Open source software is freely available to the public. Users are free to inspect it, modify it, and use the code for their own purposes. 

 

Public domain

No copyright exists over the work and users can utilize available data for their own purposes without restrictions. 

 

PUBLIC record

The Massachusetts General Laws broadly define public records to include all "books, papers, maps, photographs, recorded tapes, financial statements, statistical tabulations, or other documentary materials or data, regardless of physical form or characteristics, made or received by any officer or employee" of any Massachusetts governmental entity. Click here for more information.

 

Structured data

Structured data refers to data where structural relationships between elements are retained and stored on a computer disk.

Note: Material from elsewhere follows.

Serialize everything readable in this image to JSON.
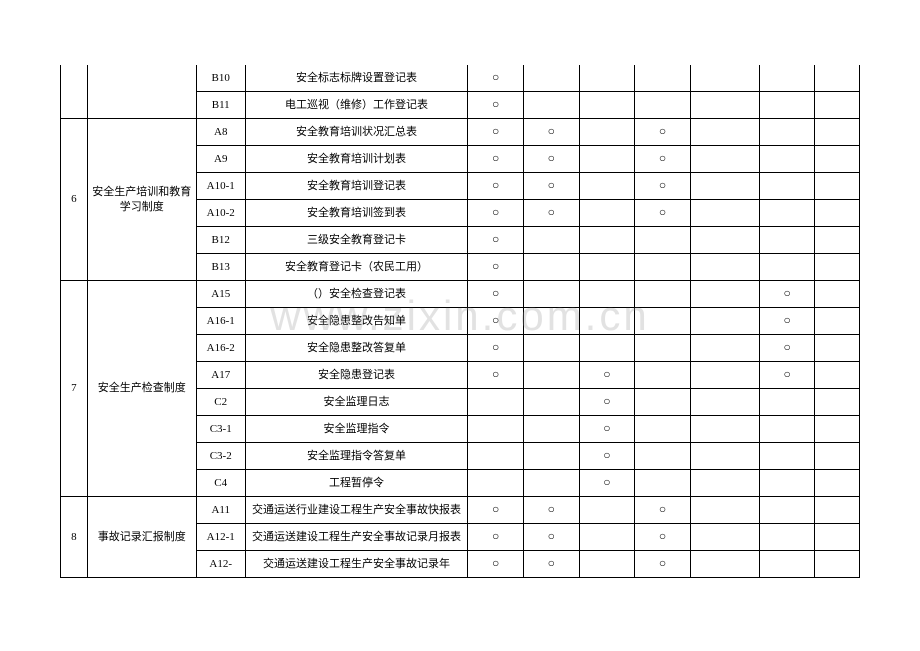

PDFs and word processing documents are not structured forms of data because the logical structure cannot (or is nearly impossible) to extract automatically. 

 

Tags

Keywords that help users discover datasets of interest.

 

ToPICS

An organizational framework to group like datasets together to provide context and meaning to a user.

 

URL

Uniform resource locator (URL) when used with HTTP is a character string or web address that references a web page. 

 

XML

Extensible Markup Language (XML) defines rules or standards for encoding content in a format that is easily readable for both human and machine. XML can be used by any individual or group that wants to share information in a consistent way. 

 

zip

A computer file whose contents are compressed to facilitate storage or transmission. It often carries the .zip file extension.